Enfin Jules Hoffmann est le plus récent et le premier, en fonction du nouveau règlement, à se voir attribuer en avril 2012 le titre de Membre honoris causa de l’Académie nationale de médecine pour son prix Nobel parce qu’il a découvert chez la drosophile- cet insecte qui ne cesse de nous informer sur les gènes du développement- le système Toll, conservé chez les vertébrés, qui assure leurs mécanismes de défense innée immédiate et générale, permettant avec l’immunité acquise de survivre dans un environnement hostile.
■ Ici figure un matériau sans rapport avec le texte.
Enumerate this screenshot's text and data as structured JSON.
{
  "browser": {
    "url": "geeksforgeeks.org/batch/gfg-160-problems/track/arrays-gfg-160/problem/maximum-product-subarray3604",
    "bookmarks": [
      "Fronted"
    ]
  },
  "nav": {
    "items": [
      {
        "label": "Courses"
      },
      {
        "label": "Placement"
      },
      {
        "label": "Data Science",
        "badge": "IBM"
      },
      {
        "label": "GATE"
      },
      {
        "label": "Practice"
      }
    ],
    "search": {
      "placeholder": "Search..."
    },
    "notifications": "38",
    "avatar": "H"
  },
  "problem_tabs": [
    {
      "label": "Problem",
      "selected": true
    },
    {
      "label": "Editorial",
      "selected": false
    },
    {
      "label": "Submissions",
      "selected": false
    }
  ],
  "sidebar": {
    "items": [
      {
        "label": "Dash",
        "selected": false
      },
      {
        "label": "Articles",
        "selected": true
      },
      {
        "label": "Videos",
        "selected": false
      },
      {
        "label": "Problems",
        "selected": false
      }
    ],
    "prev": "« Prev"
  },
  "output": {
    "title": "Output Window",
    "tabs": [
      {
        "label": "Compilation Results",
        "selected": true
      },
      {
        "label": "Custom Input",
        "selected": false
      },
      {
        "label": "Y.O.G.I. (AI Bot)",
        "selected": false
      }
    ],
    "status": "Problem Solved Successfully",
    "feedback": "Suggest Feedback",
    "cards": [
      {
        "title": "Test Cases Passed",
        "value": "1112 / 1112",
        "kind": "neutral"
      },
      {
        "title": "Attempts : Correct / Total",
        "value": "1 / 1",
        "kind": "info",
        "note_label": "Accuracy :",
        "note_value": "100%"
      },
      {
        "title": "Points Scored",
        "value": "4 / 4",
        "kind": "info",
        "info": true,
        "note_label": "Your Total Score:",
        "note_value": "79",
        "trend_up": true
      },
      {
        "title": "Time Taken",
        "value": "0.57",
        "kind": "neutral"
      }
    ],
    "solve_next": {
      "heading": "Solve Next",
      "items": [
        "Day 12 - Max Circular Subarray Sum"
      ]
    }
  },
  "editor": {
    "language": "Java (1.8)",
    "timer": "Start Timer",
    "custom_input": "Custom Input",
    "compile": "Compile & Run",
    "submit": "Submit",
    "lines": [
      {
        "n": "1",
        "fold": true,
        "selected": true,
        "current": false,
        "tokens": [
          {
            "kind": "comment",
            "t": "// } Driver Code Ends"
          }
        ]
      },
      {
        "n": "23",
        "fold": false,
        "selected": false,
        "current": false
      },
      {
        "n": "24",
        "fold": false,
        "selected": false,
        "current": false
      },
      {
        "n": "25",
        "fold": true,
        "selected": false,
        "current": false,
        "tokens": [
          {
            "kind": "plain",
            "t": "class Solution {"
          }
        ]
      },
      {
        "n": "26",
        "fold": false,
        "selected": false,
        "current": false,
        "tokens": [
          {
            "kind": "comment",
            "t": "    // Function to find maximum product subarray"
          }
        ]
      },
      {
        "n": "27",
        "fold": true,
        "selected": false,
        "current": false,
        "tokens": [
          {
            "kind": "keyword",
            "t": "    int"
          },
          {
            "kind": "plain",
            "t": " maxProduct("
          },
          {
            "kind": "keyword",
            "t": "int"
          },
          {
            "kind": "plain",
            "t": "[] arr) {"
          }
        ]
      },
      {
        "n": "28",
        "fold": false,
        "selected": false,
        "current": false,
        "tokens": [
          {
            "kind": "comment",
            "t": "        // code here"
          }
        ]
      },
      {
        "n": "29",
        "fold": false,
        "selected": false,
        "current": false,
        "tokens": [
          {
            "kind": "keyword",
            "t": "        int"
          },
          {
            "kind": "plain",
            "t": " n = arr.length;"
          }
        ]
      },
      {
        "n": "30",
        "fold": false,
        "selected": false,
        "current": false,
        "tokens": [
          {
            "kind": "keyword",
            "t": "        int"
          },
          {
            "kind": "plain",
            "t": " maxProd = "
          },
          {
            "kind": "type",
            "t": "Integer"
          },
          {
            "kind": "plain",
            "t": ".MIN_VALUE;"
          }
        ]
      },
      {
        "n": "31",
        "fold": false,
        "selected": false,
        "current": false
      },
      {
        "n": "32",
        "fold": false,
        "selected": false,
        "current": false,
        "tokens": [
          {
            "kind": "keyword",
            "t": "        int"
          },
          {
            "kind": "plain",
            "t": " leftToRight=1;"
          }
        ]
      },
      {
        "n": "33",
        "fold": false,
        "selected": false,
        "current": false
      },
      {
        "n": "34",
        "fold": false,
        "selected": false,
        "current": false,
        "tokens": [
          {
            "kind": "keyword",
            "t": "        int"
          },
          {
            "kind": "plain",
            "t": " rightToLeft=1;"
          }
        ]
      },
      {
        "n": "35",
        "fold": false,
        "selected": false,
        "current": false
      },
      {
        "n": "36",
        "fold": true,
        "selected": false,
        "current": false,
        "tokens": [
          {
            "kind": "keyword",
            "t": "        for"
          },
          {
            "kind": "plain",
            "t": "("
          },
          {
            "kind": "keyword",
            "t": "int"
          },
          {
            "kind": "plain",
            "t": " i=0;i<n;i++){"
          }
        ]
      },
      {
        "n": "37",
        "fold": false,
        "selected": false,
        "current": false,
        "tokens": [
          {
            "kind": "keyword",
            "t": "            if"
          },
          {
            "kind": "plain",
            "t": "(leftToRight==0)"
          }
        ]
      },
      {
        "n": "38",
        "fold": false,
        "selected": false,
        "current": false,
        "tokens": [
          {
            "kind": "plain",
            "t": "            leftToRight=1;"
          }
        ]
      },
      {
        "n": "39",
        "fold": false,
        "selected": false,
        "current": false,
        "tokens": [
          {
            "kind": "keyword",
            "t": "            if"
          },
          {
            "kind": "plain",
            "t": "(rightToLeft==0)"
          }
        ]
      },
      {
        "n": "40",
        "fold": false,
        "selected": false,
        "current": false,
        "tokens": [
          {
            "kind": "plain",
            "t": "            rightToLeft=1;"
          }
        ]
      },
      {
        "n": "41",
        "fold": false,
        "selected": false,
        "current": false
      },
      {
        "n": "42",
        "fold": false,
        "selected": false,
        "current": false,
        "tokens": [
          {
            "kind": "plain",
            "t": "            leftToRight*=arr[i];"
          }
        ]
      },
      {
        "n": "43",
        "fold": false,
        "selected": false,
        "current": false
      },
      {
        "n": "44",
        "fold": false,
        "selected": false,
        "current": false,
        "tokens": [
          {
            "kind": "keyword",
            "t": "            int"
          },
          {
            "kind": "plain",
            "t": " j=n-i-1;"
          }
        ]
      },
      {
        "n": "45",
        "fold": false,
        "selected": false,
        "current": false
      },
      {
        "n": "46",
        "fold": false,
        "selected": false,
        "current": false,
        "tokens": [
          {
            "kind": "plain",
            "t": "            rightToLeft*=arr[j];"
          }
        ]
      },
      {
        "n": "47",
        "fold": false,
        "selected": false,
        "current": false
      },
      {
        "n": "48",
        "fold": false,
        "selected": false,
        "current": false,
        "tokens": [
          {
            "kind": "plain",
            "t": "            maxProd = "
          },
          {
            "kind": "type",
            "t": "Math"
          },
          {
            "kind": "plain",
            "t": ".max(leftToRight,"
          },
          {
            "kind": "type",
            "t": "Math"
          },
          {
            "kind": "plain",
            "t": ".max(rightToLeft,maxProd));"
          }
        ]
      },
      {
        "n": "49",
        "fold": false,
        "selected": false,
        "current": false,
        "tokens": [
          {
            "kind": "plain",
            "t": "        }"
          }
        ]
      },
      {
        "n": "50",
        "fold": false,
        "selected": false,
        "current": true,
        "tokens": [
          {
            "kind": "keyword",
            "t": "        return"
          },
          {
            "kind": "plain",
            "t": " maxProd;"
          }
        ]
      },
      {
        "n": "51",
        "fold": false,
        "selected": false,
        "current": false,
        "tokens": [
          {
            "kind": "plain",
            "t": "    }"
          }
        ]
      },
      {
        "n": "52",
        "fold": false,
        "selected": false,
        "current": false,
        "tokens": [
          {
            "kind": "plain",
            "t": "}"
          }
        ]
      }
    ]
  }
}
Non contente de ses gloires nationales, l’Académie eut l’élégance de s’associer des prix Nobel étrangers depuis la création du prix: de Röntgen et Behring en 1901 ; Pavlov en 1904 ; Robert Koch en 1905 ; Ramon y Cajal en 1906 ; Golgi en 1916 ; le belge Jules Bordet en 1919 ; Hopkins en 1929 ; en 1933 le grand généticien Morgan ; Sherrington en 1932, Fleming en 1945 ; Houssay et les Cori en 1947 ; Egas Moniz en 1949 ; Krebs en 1953 ; Pauling en 1954 ; Christian de Duve primé en 1974 pour sa découverte des lysosomes et des peroxysomes ouvrant la voie à la compréhension des maladies concernant ces organites cellulaires.

Tous ces noms glorieux ont contribué à rendre la médecine scientifique et efficace et sonnent les grandes heures de l’Académie Nationale de médecine. Ils ne sont toutefois que l’émergence la plus visible de ce passé toujours présent qui éclaire l’avenir.